Decade of stagnation and soaring fares for rail passengers – as latest price hike looms

Following months of timetable chaos for rail passengers, new Which? analysis reveals passenger satisfaction with punctuality and reliability has dropped over the last 10 years, while trust has plummeted and fares have spiralled.

The consumer champion’s analysis of official Transport Focus data found overall passenger satisfaction with punctuality and reliability has fallen by six percentage points over a decade, from 79% (Spring 2008) to 73% (Spring 2018).

For commuters, satisfaction in those areas was even worse, falling by 10 percentage points over the same time period from 72% to 62%.

After months of disruption for Northern and Govia Thameslink (GTR), trust in the train industry is also approaching its lowest point in the last six years according to Which?’s consumer insight tracker.

Only 23% of people said they trust train travel companies (July 2018; down six percentage points on July 2017), making rail the least trusted consumer industry apart from car dealers.

Meanwhile rail fare prices have increased by 40% since 2008, more than one and a half times higher than the overall rate of CPI inflation (26%) for the same period.

Train passengers will find out how much fares are likely to rise by in January 2019 when July’s RPI figure is announced on Wednesday 15 August.

Which?’s analysis of Transport Focus data on delay handling shows satisfaction scores have remained stubbornly low with little change over the last 10 years, with only a four percentage point increase in satisfaction, from 34% to 38%.

Satisfaction with value for money is stuck at 46% – having increased by just three percentage points over the decade for all passengers.

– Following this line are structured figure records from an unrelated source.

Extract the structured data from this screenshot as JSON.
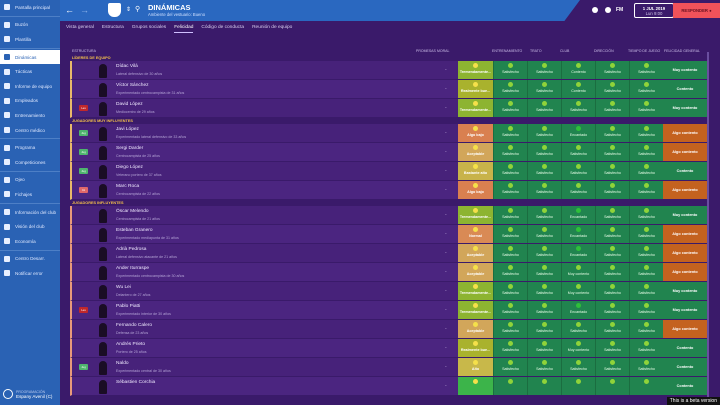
{
  "sidebar": {
    "items": [
      {
        "label": "Pantalla principal",
        "icon": "home-icon"
      },
      {
        "label": "Buzón",
        "icon": "inbox-icon"
      },
      {
        "label": "Plantilla",
        "icon": "squad-icon"
      },
      {
        "label": "Dinámicas",
        "icon": "dynamics-icon",
        "active": true
      },
      {
        "label": "Tácticas",
        "icon": "tactics-icon"
      },
      {
        "label": "Informe de equipo",
        "icon": "report-icon"
      },
      {
        "label": "Empleados",
        "icon": "staff-icon"
      },
      {
        "label": "Entrenamiento",
        "icon": "training-icon"
      },
      {
        "label": "Centro médico",
        "icon": "medical-icon"
      },
      {
        "label": "Programa",
        "icon": "calendar-icon"
      },
      {
        "label": "Competiciones",
        "icon": "trophy-icon"
      },
      {
        "label": "Ojeo",
        "icon": "scouting-icon"
      },
      {
        "label": "Fichajes",
        "icon": "transfers-icon"
      },
      {
        "label": "Información del club",
        "icon": "club-icon"
      },
      {
        "label": "Visión del club",
        "icon": "vision-icon"
      },
      {
        "label": "Economía",
        "icon": "finances-icon"
      },
      {
        "label": "Centro Desarr.",
        "icon": "development-icon"
      },
      {
        "label": "Notificar error",
        "icon": "bug-report-icon"
      }
    ],
    "separators_after": [
      0,
      2,
      8,
      10,
      12,
      15
    ],
    "manager": {
      "role": "PROGRAMACIÓN",
      "club": "Espany Avenil (C)"
    }
  },
  "header": {
    "title": "DINÁMICAS",
    "subtitle": "Ambiente del vestuario: Bueno",
    "date": "1 JUL 2019",
    "time": "Lun 9:00",
    "respond": "RESPONDER",
    "fm": "FM"
  },
  "tabs": [
    {
      "label": "Vista general"
    },
    {
      "label": "Estructura"
    },
    {
      "label": "Grupos sociales"
    },
    {
      "label": "Felicidad",
      "active": true
    },
    {
      "label": "Código de conducta"
    },
    {
      "label": "Reunión de equipo"
    }
  ],
  "columns": {
    "structure": "ESTRUCTURA",
    "promises": "PROMESAS",
    "morale": "MORAL",
    "training": "ENTRENAMIENTO",
    "treatment": "TRATO",
    "club": "CLUB",
    "board": "DIRECCIÓN",
    "playing_time": "TIEMPO DE JUEGO",
    "overall": "FELICIDAD GENERAL"
  },
  "colors": {
    "satisfied": "#21844f",
    "somewhat_content": "#c4621f",
    "very_high_morale": "#8db431",
    "low_morale": "#d98050",
    "ok_morale": "#d2a65a"
  },
  "sections": [
    {
      "title": "LÍDERES DE EQUIPO",
      "rows": [
        {
          "name": "Dídac Vilá",
          "desc": "Lateral defensivo de 30 años",
          "badge": "",
          "promise": "-",
          "moral": "Tremendamente...",
          "moral_color": "#8db431",
          "cells": [
            "Satisfecho",
            "Satisfecho",
            "Contento",
            "Satisfecho",
            "Satisfecho"
          ],
          "overall": "Muy contento"
        },
        {
          "name": "Víctor Sánchez",
          "desc": "Experimentado centrocampista de 31 años",
          "badge": "",
          "promise": "-",
          "moral": "Realmente bue...",
          "moral_color": "#a9b22d",
          "cells": [
            "Satisfecho",
            "Satisfecho",
            "Contento",
            "Satisfecho",
            "Satisfecho"
          ],
          "overall": "Contento"
        },
        {
          "name": "David López",
          "desc": "Mediocentro de 29 años",
          "badge": "Les",
          "badge_color": "#c0282c",
          "promise": "-",
          "moral": "Tremendamente...",
          "moral_color": "#8db431",
          "cells": [
            "Satisfecho",
            "Satisfecho",
            "Satisfecho",
            "Satisfecho",
            "Satisfecho"
          ],
          "overall": "Muy contento"
        }
      ]
    },
    {
      "title": "JUGADORES MUY INFLUYENTES",
      "rows": [
        {
          "name": "Javi López",
          "desc": "Experimentado lateral defensivo de 33 años",
          "badge": "Jug",
          "badge_color": "#4fb56e",
          "promise": "-",
          "moral": "Algo bajo",
          "moral_color": "#d98050",
          "cells": [
            "Satisfecho",
            "Satisfecho",
            "Encantado",
            "Satisfecho",
            "Satisfecho"
          ],
          "overall": "Algo contento"
        },
        {
          "name": "Sergi Darder",
          "desc": "Centrocampista de 25 años",
          "badge": "Jug",
          "badge_color": "#4fb56e",
          "promise": "-",
          "moral": "Aceptable",
          "moral_color": "#d2a65a",
          "cells": [
            "Satisfecho",
            "Satisfecho",
            "Satisfecho",
            "Satisfecho",
            "Satisfecho"
          ],
          "overall": "Algo contento"
        },
        {
          "name": "Diego López",
          "desc": "Veterano portero de 37 años",
          "badge": "Jug",
          "badge_color": "#4fb56e",
          "promise": "-",
          "moral": "Bastante alto",
          "moral_color": "#c8b34a",
          "cells": [
            "Satisfecho",
            "Satisfecho",
            "Satisfecho",
            "Satisfecho",
            "Satisfecho"
          ],
          "overall": "Contento"
        },
        {
          "name": "Marc Roca",
          "desc": "Centrocampista de 22 años",
          "badge": "Int",
          "badge_color": "#e0686a",
          "promise": "-",
          "moral": "Algo bajo",
          "moral_color": "#d98050",
          "cells": [
            "Satisfecho",
            "Satisfecho",
            "Satisfecho",
            "Satisfecho",
            "Satisfecho"
          ],
          "overall": "Algo contento"
        }
      ]
    },
    {
      "title": "JUGADORES INFLUYENTES",
      "rows": [
        {
          "name": "Óscar Melendo",
          "desc": "Centrocampista de 21 años",
          "badge": "",
          "promise": "-",
          "moral": "Tremendamente...",
          "moral_color": "#8db431",
          "cells": [
            "Satisfecho",
            "Satisfecho",
            "Encantado",
            "Satisfecho",
            "Satisfecho"
          ],
          "overall": "Muy contento"
        },
        {
          "name": "Esteban Granero",
          "desc": "Experimentado mediapunta de 31 años",
          "badge": "",
          "promise": "-",
          "moral": "Normal",
          "moral_color": "#d98a55",
          "cells": [
            "Satisfecho",
            "Satisfecho",
            "Encantado",
            "Satisfecho",
            "Satisfecho"
          ],
          "overall": "Algo contento"
        },
        {
          "name": "Adrià Pedrosa",
          "desc": "Lateral defensivo atacante de 21 años",
          "badge": "",
          "promise": "-",
          "moral": "Aceptable",
          "moral_color": "#d2a65a",
          "cells": [
            "Satisfecho",
            "Satisfecho",
            "Encantado",
            "Satisfecho",
            "Satisfecho"
          ],
          "overall": "Algo contento"
        },
        {
          "name": "Ander Iturraspe",
          "desc": "Experimentado centrocampista de 30 años",
          "badge": "",
          "promise": "-",
          "moral": "Aceptable",
          "moral_color": "#d2a65a",
          "cells": [
            "Satisfecho",
            "Satisfecho",
            "Muy contento",
            "Satisfecho",
            "Satisfecho"
          ],
          "overall": "Algo contento"
        },
        {
          "name": "Wu Lei",
          "desc": "Delantero de 27 años",
          "badge": "",
          "promise": "-",
          "moral": "Tremendamente...",
          "moral_color": "#8db431",
          "cells": [
            "Satisfecho",
            "Satisfecho",
            "Muy contento",
            "Satisfecho",
            "Satisfecho"
          ],
          "overall": "Muy contento"
        },
        {
          "name": "Pablo Piatti",
          "desc": "Experimentado interior de 30 años",
          "badge": "Les",
          "badge_color": "#c0282c",
          "promise": "-",
          "moral": "Tremendamente...",
          "moral_color": "#8db431",
          "cells": [
            "Satisfecho",
            "Satisfecho",
            "Encantado",
            "Satisfecho",
            "Satisfecho"
          ],
          "overall": "Muy contento"
        },
        {
          "name": "Fernando Calero",
          "desc": "Defensa de 23 años",
          "badge": "",
          "promise": "-",
          "moral": "Aceptable",
          "moral_color": "#d2a65a",
          "cells": [
            "Satisfecho",
            "Satisfecho",
            "Satisfecho",
            "Satisfecho",
            "Satisfecho"
          ],
          "overall": "Algo contento"
        },
        {
          "name": "Andrés Prieto",
          "desc": "Portero de 25 años",
          "badge": "",
          "promise": "-",
          "moral": "Realmente bue...",
          "moral_color": "#a9b22d",
          "cells": [
            "Satisfecho",
            "Satisfecho",
            "Muy contento",
            "Satisfecho",
            "Satisfecho"
          ],
          "overall": "Contento"
        },
        {
          "name": "Naldo",
          "desc": "Experimentado central de 30 años",
          "badge": "Jug",
          "badge_color": "#4fb56e",
          "promise": "-",
          "moral": "Alto",
          "moral_color": "#c8b84a",
          "cells": [
            "Satisfecho",
            "Satisfecho",
            "Satisfecho",
            "Satisfecho",
            "Satisfecho"
          ],
          "overall": "Contento"
        },
        {
          "name": "Sébastien Corchia",
          "desc": "",
          "badge": "",
          "promise": "-",
          "moral": "",
          "moral_color": "#3cb44a",
          "cells": [
            "",
            "",
            "",
            "",
            ""
          ],
          "overall": "Contento"
        }
      ]
    }
  ],
  "beta": "This is a beta version"
}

For commuters there was only a marginal rise in appallingly low satisfaction levels, from 30% to 31%.

Which? is calling on the Government to introduce automatic compensation for all passengers experiencing delays and cancellations to prevent them going through the hassle and time-consuming process of applying for it themselves.

It is also urging the Government to ensure there are no further delays in introducing the new Rail Ombudsman so that passengers are able to resolve complaints.

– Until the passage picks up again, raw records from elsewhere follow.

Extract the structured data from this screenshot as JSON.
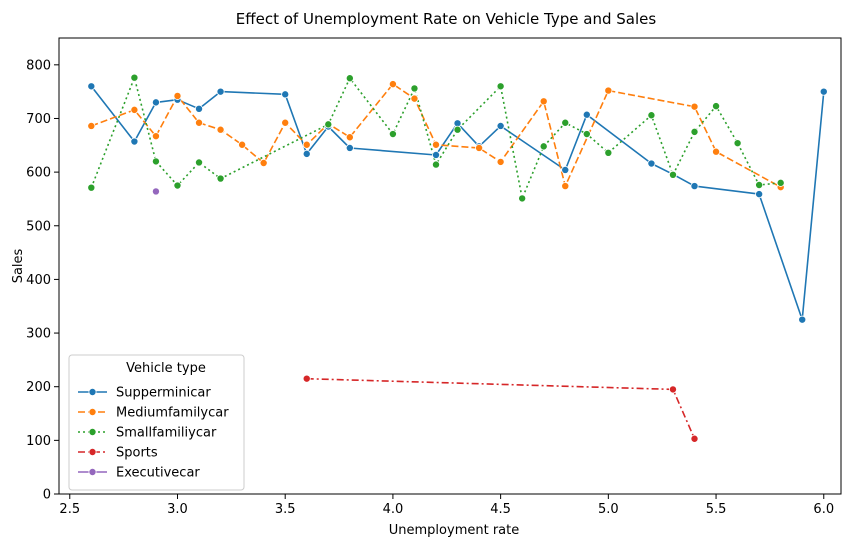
{
  "chart_data": {
    "type": "line",
    "title": "Effect of Unemployment Rate on Vehicle Type and Sales",
    "xlabel": "Unemployment rate",
    "ylabel": "Sales",
    "xlim": [
      2.45,
      6.08
    ],
    "ylim": [
      0,
      850
    ],
    "xticks": [
      2.5,
      3.0,
      3.5,
      4.0,
      4.5,
      5.0,
      5.5,
      6.0
    ],
    "xtick_labels": [
      "2.5",
      "3.0",
      "3.5",
      "4.0",
      "4.5",
      "5.0",
      "5.5",
      "6.0"
    ],
    "yticks": [
      0,
      100,
      200,
      300,
      400,
      500,
      600,
      700,
      800
    ],
    "ytick_labels": [
      "0",
      "100",
      "200",
      "300",
      "400",
      "500",
      "600",
      "700",
      "800"
    ],
    "grid": false,
    "legend": {
      "title": "Vehicle type",
      "placement": "lower-left"
    },
    "series": [
      {
        "name": "Supperminicar",
        "color": "#1f77b4",
        "dash": "solid",
        "x": [
          2.6,
          2.8,
          2.9,
          3.0,
          3.1,
          3.2,
          3.5,
          3.6,
          3.7,
          3.8,
          4.2,
          4.3,
          4.4,
          4.5,
          4.8,
          4.9,
          5.2,
          5.3,
          5.4,
          5.7,
          5.9,
          6.0
        ],
        "values": [
          760,
          657,
          730,
          735,
          718,
          750,
          745,
          634,
          685,
          645,
          632,
          691,
          648,
          686,
          604,
          707,
          616,
          596,
          574,
          559,
          325,
          750
        ]
      },
      {
        "name": "Mediumfamilycar",
        "color": "#ff7f0e",
        "dash": "dashed",
        "x": [
          2.6,
          2.8,
          2.9,
          3.0,
          3.1,
          3.2,
          3.3,
          3.4,
          3.5,
          3.6,
          3.7,
          3.8,
          4.0,
          4.1,
          4.2,
          4.4,
          4.5,
          4.7,
          4.8,
          5.0,
          5.4,
          5.5,
          5.8
        ],
        "values": [
          686,
          716,
          667,
          742,
          692,
          679,
          651,
          617,
          692,
          651,
          690,
          665,
          764,
          737,
          651,
          645,
          619,
          732,
          574,
          752,
          722,
          638,
          572
        ]
      },
      {
        "name": "Smallfamiliycar",
        "color": "#2ca02c",
        "dash": "dotted",
        "x": [
          2.6,
          2.8,
          2.9,
          3.0,
          3.1,
          3.2,
          3.7,
          3.8,
          4.0,
          4.1,
          4.2,
          4.3,
          4.5,
          4.6,
          4.7,
          4.8,
          4.9,
          5.0,
          5.2,
          5.3,
          5.4,
          5.5,
          5.6,
          5.7,
          5.8
        ],
        "values": [
          571,
          776,
          620,
          575,
          618,
          588,
          689,
          775,
          671,
          756,
          614,
          679,
          760,
          551,
          648,
          692,
          671,
          636,
          706,
          595,
          675,
          723,
          654,
          576,
          580
        ]
      },
      {
        "name": "Sports",
        "color": "#d62728",
        "dash": "dashdot",
        "x": [
          3.6,
          5.3,
          5.4
        ],
        "values": [
          215,
          195,
          103
        ]
      },
      {
        "name": "Executivecar",
        "color": "#9467bd",
        "dash": "solid",
        "x": [
          2.9
        ],
        "values": [
          564
        ]
      }
    ]
  }
}
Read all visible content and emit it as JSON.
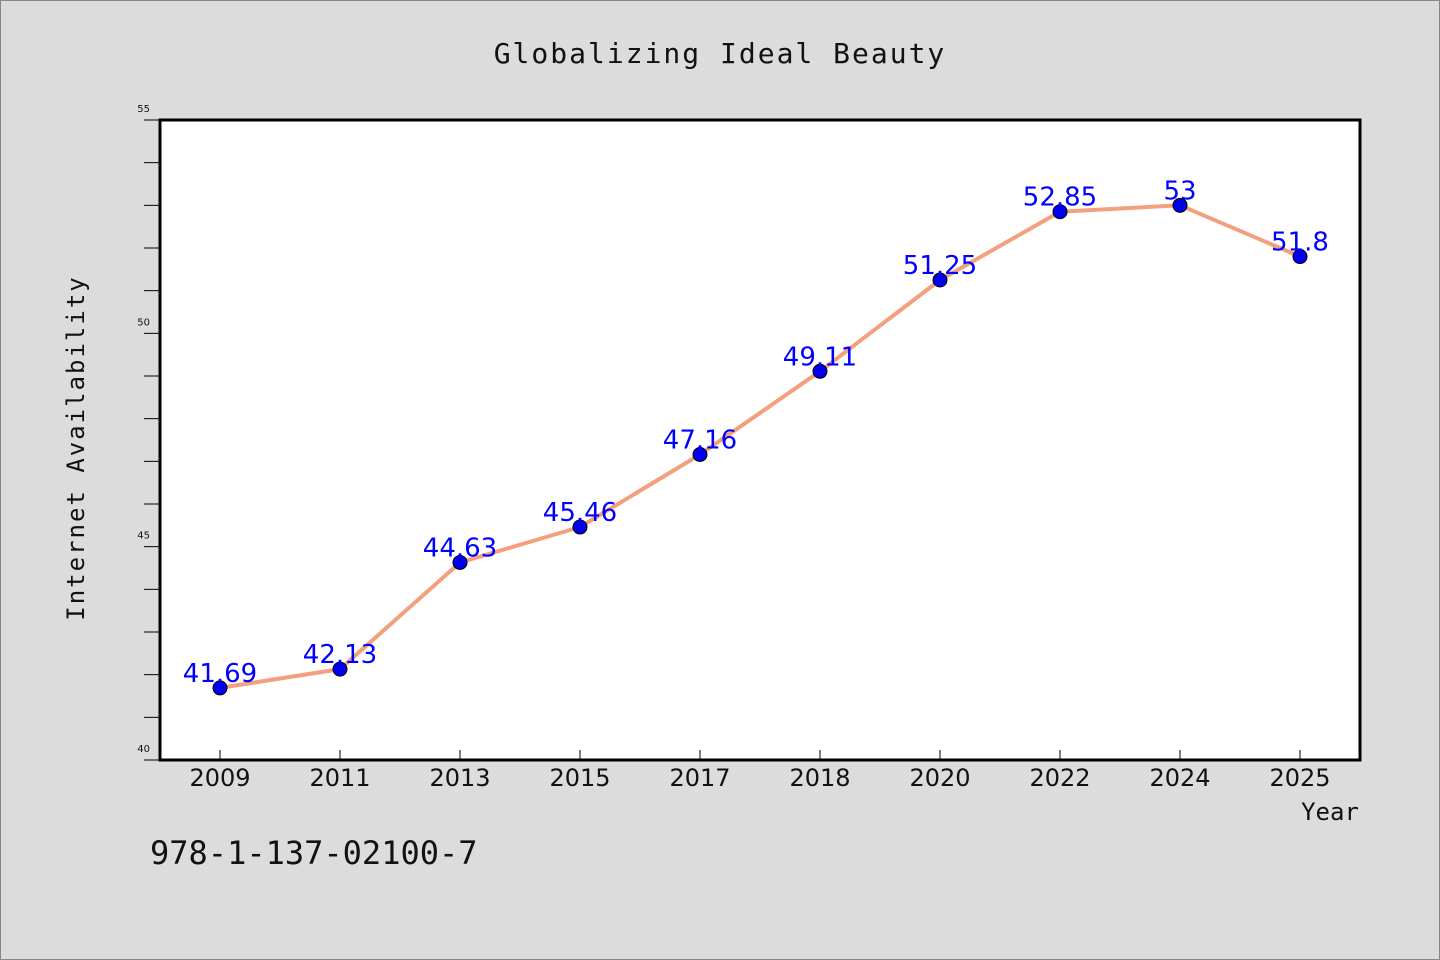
{
  "chart_data": {
    "type": "line",
    "title": "Globalizing Ideal Beauty",
    "xlabel": "Year",
    "ylabel": "Internet Availability",
    "categories": [
      "2009",
      "2011",
      "2013",
      "2015",
      "2017",
      "2018",
      "2020",
      "2022",
      "2024",
      "2025"
    ],
    "values": [
      41.69,
      42.13,
      44.63,
      45.46,
      47.16,
      49.11,
      51.25,
      52.85,
      53,
      51.8
    ],
    "value_labels": [
      "41.69",
      "42.13",
      "44.63",
      "45.46",
      "47.16",
      "49.11",
      "51.25",
      "52.85",
      "53",
      "51.8"
    ],
    "ylim": [
      40,
      55
    ],
    "yticks": [
      "40",
      "45",
      "50",
      "55"
    ],
    "line_color": "#f4a07e",
    "marker_color": "#0000ee",
    "label_color": "#0000ff",
    "grid": false,
    "legend": "none"
  },
  "footer": {
    "isbn": "978-1-137-02100-7"
  }
}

Peter Vicary-Smith, Chief Executive of Which?, said:

“With persistent poor service, delays, cancellations and the hassle of getting compensation for their journeys, it’s unsurprising that trust in the rail industry has been consistently low and is only getting worse. Passengers expect increased satisfaction to come with the hike in their ticket prices, not a decade of disappointment and unprecedented disruption like many have faced this year.

“If the rail system is to have any hope of recovering passengers’ trust the Government must step in to ensure they are automatically compensated for delays and cancellations. Moreover the new Rail Ombudsman must not be delayed further so that passenger complaints don’t continue to go unheard.”

Notes to editors

  • Passenger satisfaction statistics: Which? analysis of the bi-annual Transport Focus National Rail Passenger Survey, which is run in the Spring and Autumn every year. We used a two wave moving average to control for seasonal variation.
  • Rail fare prices are currently calculated based on a formula linked to the Retail Price Index (RPI). This was the official inflation measure until 2003, although the Office for National Statistics still produces statistics for it. It rose by 32% between January 2008 and January 2018.
  • The Consumer Price Index (CPI) was the official inflation measure between 2003 and 2017 (statistics are still produced for it) and has risen by 27% between January 2008 and January 2018.
  • The current official measure of inflation is the Consumer Price Index including owner occupier housing costs (CPIH) and it  replaced the CPI as the official inflation measure in 2017 (with statistics going back as far as 2005). This has risen by 24% between January 2008 and January 2018.
  • In order to calculate how much fares have risen above inflation in the last 10 years, we used the official measure of inflation at the time of each fare rise to compare with the ORR fare increase index. This means we used CPI from January 2008 to January 2017, and grew the CPI index figure by the CPI(H) year on year change rate to generate the 2018 figure.
  • Which? has analysed how rail fares rose against inflation. Since January 2008, fares have risen by 40% according to the ORR fares data, while inflation (as measured by the adjusted CPI) has risen by 26%.
  • The Which? Consumer Insight Tracker website is an online data resource, providing a uniquely detailed picture of today’s consumers. It is updated every two months, and reports survey data on consumer worries, trust, and financial distress. It is based on a sample size of approximately 2,000 consumers and goes back to June 2012.

ORR; Index showing average change in price of rail fares by regulated and unregulated tickets – Table 1.81.